The carbon in coal makes it an ideal, low-cost building block to produce cutting-edge materials and products with applications across a variety of sectors, including the aerospace, automotive, construction, electronics, renewable energy, agriculture and even medical sectors. From 3D-printed prosthetics to next-generation aircraft and cars, coal could soon be the key material input for these products.
The global market for coal-to-products is already substantial – estimated at 300-400 million tons of coal per year – but it’s poised for tremendous growth as new research and technology unlock new and innovative uses for the nation’s most abundant fuel.
Recent analysis undertaken by the National Coal Council found that potential utilization of U.S. coal for coal-to-products applications could equal the tonnage used for domestic power generation.

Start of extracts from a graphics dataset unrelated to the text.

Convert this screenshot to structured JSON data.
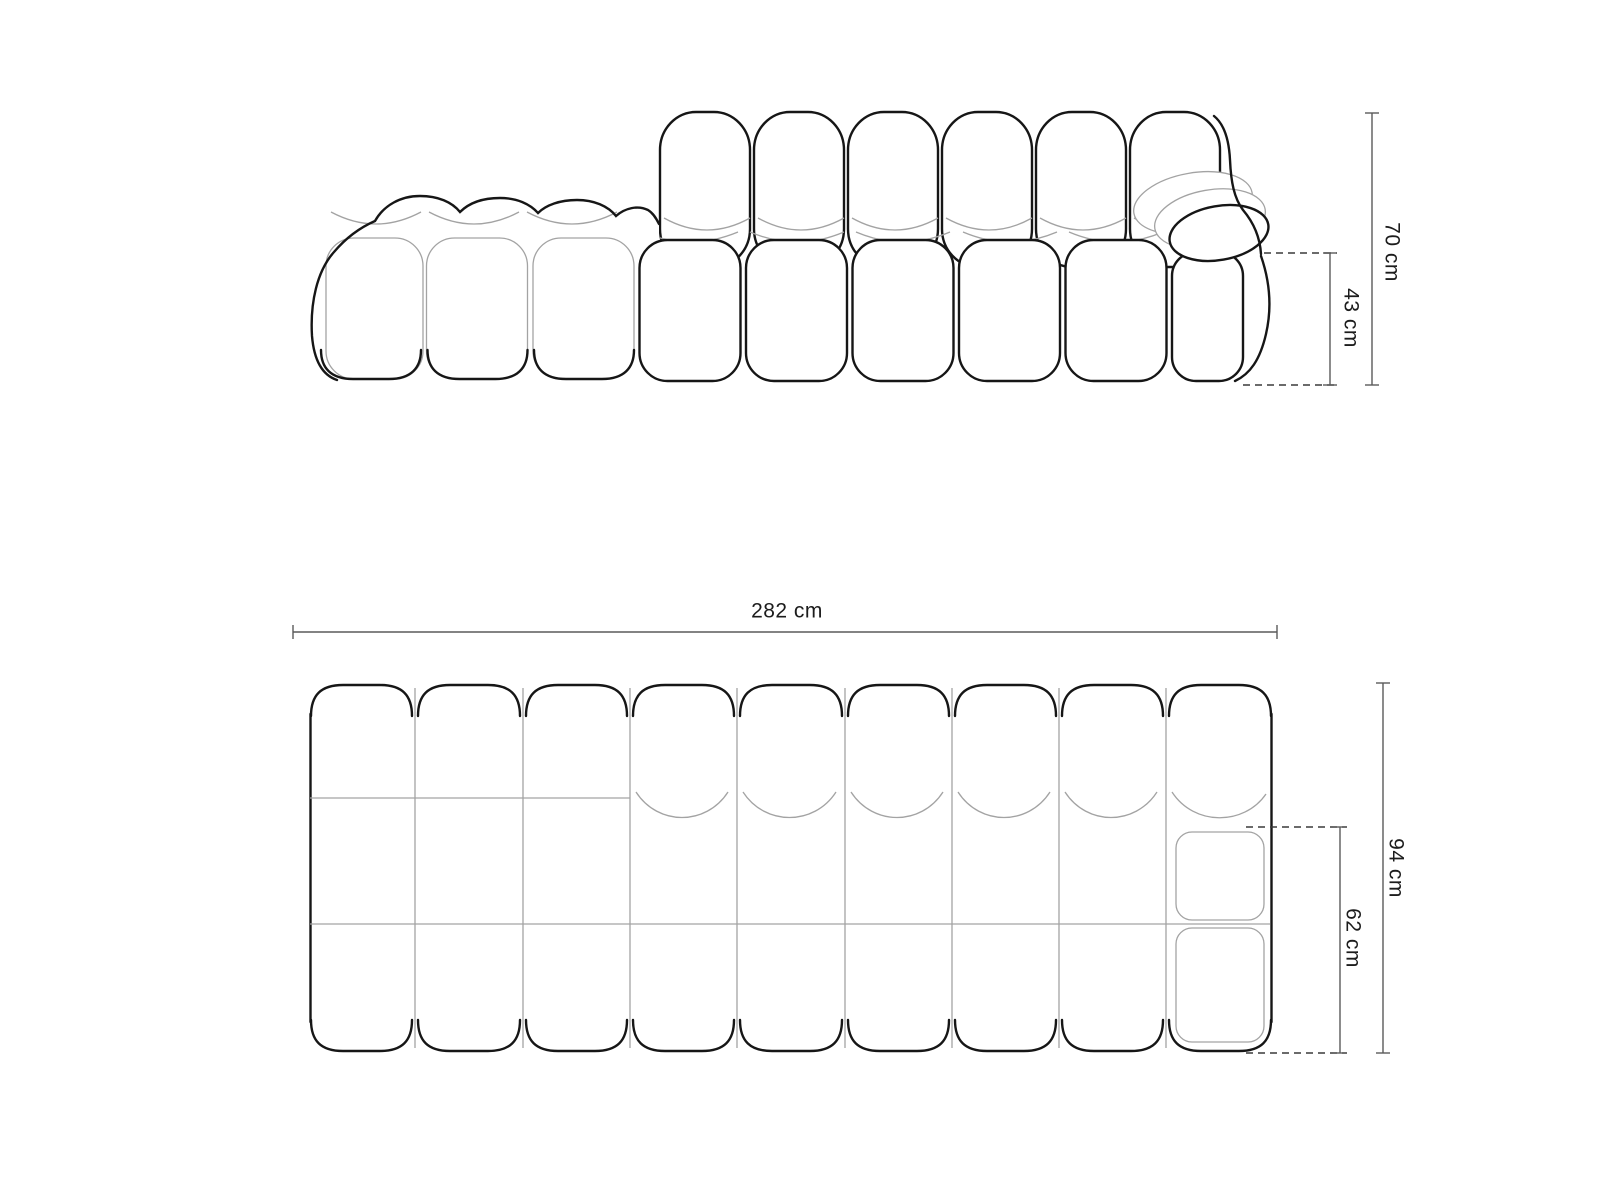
{
  "theme": {
    "background": "#ffffff",
    "outline_color": "#161616",
    "seam_color": "#a3a3a3",
    "dimension_line_color": "#5a5a5a",
    "label_color": "#1c1c1c"
  },
  "drawing": {
    "views": {
      "front_elevation": {
        "dimensions": {
          "total_height": {
            "value": 70,
            "unit": "cm",
            "label": "70 cm"
          },
          "seat_height": {
            "value": 43,
            "unit": "cm",
            "label": "43 cm"
          }
        }
      },
      "top_plan": {
        "dimensions": {
          "total_width": {
            "value": 282,
            "unit": "cm",
            "label": "282 cm"
          },
          "total_depth": {
            "value": 94,
            "unit": "cm",
            "label": "94 cm"
          },
          "seat_depth": {
            "value": 62,
            "unit": "cm",
            "label": "62 cm"
          }
        }
      }
    }
  }
}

In other words, the very technologies under development in the nation’s labs could soon produce a market that consumes hundreds of millions of tons of coal each year.
There is growing recognition and excitement over the potential of using coal to produce advanced materials. Addison Stark, the associate director for energy innovation at the Bipartisan Policy Center, told E&E News, “I think that what’s happening here is recognition that with innovation we can find new use cases for what is a very large and abundant natural resource in America.”
Ramaco Carbon’s partnership with ORNL is not its first with a national lab. Ramaco is already working with the National Energy Technology Laboratory, outside of Pittsburgh, to potentially produce graphene, carbon nanotubes and to recover rare earth minerals from coal.
Randall Atkins, Ramaco Carbon’s chairman and CEO, said of the partnerships, “We hope that by working with ORNL and the other national labs, we can create novel ways to use coal to both stimulate the economy and help ensure our national security.”
Coal remains a critical piece of the American economy. Its future is built upon a foundation of innovation. From the Coal FIRST program aiming to produce the dynamic, low-emission coal plants of tomorrow to new partnerships at our national labs aiming to turn coal into the critical materials our economy must have, that innovation is well underway.